Ce qui est aussi quasi-certain, dans ce brouillard d’incertitudes, c’est qu’on retrouvera le sport là où nous l’avions bien laissé, il y a 52 jours. C’est-à-dire en plein marasme, notamment sur un plan purement adminwistratif et embourbé dans toutes sortes de conflits. A commencé par cette sombre affaire de détournement de fonds allégué remis entre les mains de la police par le COM quelque temps seulement après l’entrée du pays en confinement.

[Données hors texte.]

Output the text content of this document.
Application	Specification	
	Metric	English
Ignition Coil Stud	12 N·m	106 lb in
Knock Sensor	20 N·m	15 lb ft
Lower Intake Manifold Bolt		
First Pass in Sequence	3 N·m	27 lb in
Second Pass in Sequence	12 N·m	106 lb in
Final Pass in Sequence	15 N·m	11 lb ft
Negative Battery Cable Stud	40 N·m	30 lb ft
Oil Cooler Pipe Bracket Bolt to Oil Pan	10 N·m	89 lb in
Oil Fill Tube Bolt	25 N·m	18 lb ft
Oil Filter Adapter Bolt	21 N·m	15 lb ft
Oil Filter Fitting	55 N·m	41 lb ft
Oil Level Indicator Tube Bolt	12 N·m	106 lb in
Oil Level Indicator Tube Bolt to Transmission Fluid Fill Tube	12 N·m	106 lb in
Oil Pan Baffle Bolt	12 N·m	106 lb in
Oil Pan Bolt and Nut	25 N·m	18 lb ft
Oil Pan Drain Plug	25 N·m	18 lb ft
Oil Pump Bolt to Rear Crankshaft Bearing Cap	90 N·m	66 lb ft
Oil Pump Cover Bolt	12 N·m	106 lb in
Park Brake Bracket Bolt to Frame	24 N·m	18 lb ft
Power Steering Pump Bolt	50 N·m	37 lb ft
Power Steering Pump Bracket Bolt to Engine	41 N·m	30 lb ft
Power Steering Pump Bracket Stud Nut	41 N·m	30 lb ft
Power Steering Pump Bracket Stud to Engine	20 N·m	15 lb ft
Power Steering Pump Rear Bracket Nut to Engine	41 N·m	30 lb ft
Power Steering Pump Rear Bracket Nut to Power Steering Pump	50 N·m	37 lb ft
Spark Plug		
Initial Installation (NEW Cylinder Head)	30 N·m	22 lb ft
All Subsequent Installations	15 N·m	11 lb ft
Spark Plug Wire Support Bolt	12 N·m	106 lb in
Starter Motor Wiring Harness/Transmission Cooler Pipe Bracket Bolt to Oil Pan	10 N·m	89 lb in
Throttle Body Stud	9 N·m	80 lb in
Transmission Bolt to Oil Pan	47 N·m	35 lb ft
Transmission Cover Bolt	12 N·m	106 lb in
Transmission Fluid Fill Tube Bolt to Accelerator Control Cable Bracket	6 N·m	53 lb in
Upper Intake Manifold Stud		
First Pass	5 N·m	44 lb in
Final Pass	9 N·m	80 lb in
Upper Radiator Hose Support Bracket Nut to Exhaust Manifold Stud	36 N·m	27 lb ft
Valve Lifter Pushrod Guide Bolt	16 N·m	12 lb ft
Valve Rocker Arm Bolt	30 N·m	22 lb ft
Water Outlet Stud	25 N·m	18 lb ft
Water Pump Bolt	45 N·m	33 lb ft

Une fédération y est visée, sauf que pour l’heure, on ne veut en dévoiler les détails. Etrangement aussi, cette affaire ne date pas de 2021, ni de 2020, mais de début 2018, soit avant les Jeux du Commonwealth en Australie ! Des questions se posent donc sur le « timing. » Pourquoi maintenant et pas avant ?
Au niveau fédéral également, nombreux sont-ils les dirigeants à avoir sollicité le Tribunal arbitral du sport (TAS). On suivra surtout avec un certain intérêt l’affaire opposant Port-Louis Amateur Swimming Association (PLASA) à la Fédération mauricienne de natation (FMN). Une affaire qui date d’avril 2017 suivant une plainte contestant les élections régionales et fédérales de cette année-là et qui sera appelée, pour la énième fois, le 31 mai. Sauf que, depuis, la plainte est devenue caduque avec de nouvelles élections qui sont prévues pour le 9 juin !
Aura-t-on aussi enfin des réponses des Casernes Centrales concernant l’affaire de permis de travail octroyé à cinq joueurs étrangers de Cercle de Joachim, alors qu’un des documents soumis par ce club n’était pas celui reconnu par la fédération internationale ? Si le président de la Mauritius Football Association (MFA), Samir Sobha, également représentant du club curepipien, a été convoqué en novembre de l’année dernière, en revanche depuis, c’est silence radio. Même si certaines sources policières avaient promis des développements imminents !
Voyez-vous, le sport a été certes à l’arrêt pendant 52 jours, mais ses vieux démons, eux, sont toujours là. Et ce n’est pas demain la veille qu’on s’en débarrassera, faute de bonne volonté et d’amour propre de la part de ceux qui se sont incrustés au pouvoir. Les élections prévues au sein des certaines fédérations le prouveront d’ailleurs très bientôt. Et malheureusement, une fois encore, ce sont les intérêts personnels et autres calculs extra-sportifs qui primeront. Quitte à donner des coups bas et aller à l’encontre même des principes et des valeurs du sport.